In Django ManyToMany are bi-directional by default. The think is that you only have to define it on one model, not on both (and usually you don't need to give a name to the table):
class Model1(models.Model):
othermodels = ManyToManyField('Model2')
class Model2(models.model):
...
That's it. Now syncdb will be happy. For more info: Django docs
The only drawback is, if you use the admin, you will have access to othermodels only in Model1.
Edit
So, if you want to have access to the ManyToMany in both models in the Admin, currently the official solution is to use inlinemodel for the second model. I had also this same problem/need just a few days ago. And I was not really satisfied with the inlinemodel solution (heavy in DB queries if you have a lot of entries, cannot use the *filter_horizontal* widget, etc.).

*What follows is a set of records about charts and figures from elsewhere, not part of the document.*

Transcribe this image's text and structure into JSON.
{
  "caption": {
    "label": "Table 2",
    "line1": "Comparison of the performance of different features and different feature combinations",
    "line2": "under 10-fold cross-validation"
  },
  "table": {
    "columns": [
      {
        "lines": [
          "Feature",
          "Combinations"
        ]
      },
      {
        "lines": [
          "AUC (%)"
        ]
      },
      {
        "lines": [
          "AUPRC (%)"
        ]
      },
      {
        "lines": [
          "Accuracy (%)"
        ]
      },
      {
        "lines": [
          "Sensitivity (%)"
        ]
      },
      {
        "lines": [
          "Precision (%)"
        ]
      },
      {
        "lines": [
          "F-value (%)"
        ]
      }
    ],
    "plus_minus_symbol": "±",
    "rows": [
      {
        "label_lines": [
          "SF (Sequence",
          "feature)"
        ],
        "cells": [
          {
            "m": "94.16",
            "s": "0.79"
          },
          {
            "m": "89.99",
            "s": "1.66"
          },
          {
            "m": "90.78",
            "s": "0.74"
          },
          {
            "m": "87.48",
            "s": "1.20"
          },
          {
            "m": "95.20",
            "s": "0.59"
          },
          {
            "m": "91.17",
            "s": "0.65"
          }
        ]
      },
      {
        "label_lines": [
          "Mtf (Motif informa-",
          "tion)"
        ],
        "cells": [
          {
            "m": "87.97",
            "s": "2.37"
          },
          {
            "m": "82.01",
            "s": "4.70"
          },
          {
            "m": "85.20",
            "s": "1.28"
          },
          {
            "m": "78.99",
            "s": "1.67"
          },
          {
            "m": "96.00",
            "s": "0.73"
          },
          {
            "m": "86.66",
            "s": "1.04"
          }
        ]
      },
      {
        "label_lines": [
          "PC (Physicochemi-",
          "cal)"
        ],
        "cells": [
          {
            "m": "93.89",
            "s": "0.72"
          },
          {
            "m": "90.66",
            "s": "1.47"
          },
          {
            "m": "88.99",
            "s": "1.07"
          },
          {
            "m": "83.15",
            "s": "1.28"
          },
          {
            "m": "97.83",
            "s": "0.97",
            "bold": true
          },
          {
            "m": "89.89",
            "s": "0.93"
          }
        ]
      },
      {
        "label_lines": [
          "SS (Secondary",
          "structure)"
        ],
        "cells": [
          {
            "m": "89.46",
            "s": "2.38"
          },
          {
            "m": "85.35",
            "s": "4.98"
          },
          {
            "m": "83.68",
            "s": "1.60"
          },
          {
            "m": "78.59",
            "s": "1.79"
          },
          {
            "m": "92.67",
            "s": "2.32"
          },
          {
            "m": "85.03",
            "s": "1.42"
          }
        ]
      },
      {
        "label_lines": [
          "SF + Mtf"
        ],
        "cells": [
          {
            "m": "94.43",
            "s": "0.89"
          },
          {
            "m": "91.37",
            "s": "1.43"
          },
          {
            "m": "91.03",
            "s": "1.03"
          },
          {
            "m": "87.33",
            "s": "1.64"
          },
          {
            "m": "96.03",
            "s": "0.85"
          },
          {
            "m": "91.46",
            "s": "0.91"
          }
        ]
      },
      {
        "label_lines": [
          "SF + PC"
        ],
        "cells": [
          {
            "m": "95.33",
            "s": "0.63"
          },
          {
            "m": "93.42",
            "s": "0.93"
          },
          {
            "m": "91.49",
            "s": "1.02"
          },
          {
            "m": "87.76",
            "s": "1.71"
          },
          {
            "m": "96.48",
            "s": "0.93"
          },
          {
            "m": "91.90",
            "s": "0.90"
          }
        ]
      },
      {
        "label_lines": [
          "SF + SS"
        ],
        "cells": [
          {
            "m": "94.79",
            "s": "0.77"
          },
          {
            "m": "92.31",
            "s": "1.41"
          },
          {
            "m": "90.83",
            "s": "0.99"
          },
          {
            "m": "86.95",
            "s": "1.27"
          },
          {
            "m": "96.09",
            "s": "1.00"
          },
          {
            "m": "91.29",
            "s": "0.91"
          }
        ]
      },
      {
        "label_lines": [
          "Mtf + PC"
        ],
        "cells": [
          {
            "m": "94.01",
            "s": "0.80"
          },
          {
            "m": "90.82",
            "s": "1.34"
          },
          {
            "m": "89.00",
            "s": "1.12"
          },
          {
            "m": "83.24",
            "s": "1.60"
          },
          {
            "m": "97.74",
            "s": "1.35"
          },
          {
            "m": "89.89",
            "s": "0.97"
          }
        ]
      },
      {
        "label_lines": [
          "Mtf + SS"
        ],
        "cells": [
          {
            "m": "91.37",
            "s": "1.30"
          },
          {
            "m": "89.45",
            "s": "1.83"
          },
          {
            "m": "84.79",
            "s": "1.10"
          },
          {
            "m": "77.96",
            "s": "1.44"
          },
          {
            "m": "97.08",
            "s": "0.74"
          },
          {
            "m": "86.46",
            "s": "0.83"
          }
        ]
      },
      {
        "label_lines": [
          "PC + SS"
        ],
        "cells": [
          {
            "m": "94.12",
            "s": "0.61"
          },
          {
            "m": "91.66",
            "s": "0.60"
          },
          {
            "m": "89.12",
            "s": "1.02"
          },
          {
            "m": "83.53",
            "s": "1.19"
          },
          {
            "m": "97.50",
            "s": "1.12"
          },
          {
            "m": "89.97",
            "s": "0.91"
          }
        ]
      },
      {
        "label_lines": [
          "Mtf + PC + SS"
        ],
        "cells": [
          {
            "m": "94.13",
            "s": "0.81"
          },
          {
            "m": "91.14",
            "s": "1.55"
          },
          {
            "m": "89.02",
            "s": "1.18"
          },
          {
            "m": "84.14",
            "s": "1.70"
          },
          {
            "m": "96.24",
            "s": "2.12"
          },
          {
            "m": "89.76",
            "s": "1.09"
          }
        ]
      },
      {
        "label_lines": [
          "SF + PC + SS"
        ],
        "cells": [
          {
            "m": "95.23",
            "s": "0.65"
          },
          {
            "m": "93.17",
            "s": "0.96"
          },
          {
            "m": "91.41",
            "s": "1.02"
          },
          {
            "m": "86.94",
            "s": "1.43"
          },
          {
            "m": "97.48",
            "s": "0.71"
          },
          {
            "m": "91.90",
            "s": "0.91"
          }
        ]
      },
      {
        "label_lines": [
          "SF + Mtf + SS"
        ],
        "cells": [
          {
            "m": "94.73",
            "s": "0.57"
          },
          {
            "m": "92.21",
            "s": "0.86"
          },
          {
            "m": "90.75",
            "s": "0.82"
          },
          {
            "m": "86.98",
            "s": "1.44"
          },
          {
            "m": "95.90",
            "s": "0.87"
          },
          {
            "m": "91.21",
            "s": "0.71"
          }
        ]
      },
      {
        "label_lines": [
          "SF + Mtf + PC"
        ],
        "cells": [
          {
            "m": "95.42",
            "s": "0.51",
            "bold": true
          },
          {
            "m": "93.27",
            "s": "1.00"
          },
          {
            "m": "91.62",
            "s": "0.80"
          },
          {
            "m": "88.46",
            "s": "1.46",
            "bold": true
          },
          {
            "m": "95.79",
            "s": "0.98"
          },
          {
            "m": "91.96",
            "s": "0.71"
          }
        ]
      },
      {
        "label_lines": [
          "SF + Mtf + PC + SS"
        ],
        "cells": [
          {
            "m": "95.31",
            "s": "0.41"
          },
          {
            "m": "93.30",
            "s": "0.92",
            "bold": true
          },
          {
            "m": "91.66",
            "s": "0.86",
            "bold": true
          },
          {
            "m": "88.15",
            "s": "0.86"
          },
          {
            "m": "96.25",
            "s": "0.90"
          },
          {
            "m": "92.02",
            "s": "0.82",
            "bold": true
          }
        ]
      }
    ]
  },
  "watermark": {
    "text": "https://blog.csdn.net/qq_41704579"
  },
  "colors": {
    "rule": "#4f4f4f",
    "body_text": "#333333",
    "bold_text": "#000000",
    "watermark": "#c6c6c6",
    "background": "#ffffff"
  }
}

The solution I found (that's working with Django 1.2+ and syncdb) is this:
class Model1(models.Model):
othermodels = models.ManyToManyField('Model2', through='Model1Model2')
class Model2(models.Model):
othermodels = models.ManyToManyField('Model1', through='Model1Model2')
class Model1Model2(models.Model):
model1 = models.ForeignKey(Model1)
model2 = models.ForeignKey(Model2)
class Meta:
db_table = 'app_model1_model2'
auto_created = Model1
See ticket 897 for more info.
Unfortunately, if you're using South you will have to remove the creation of the app_model1_model2 table in every migration file created automatically.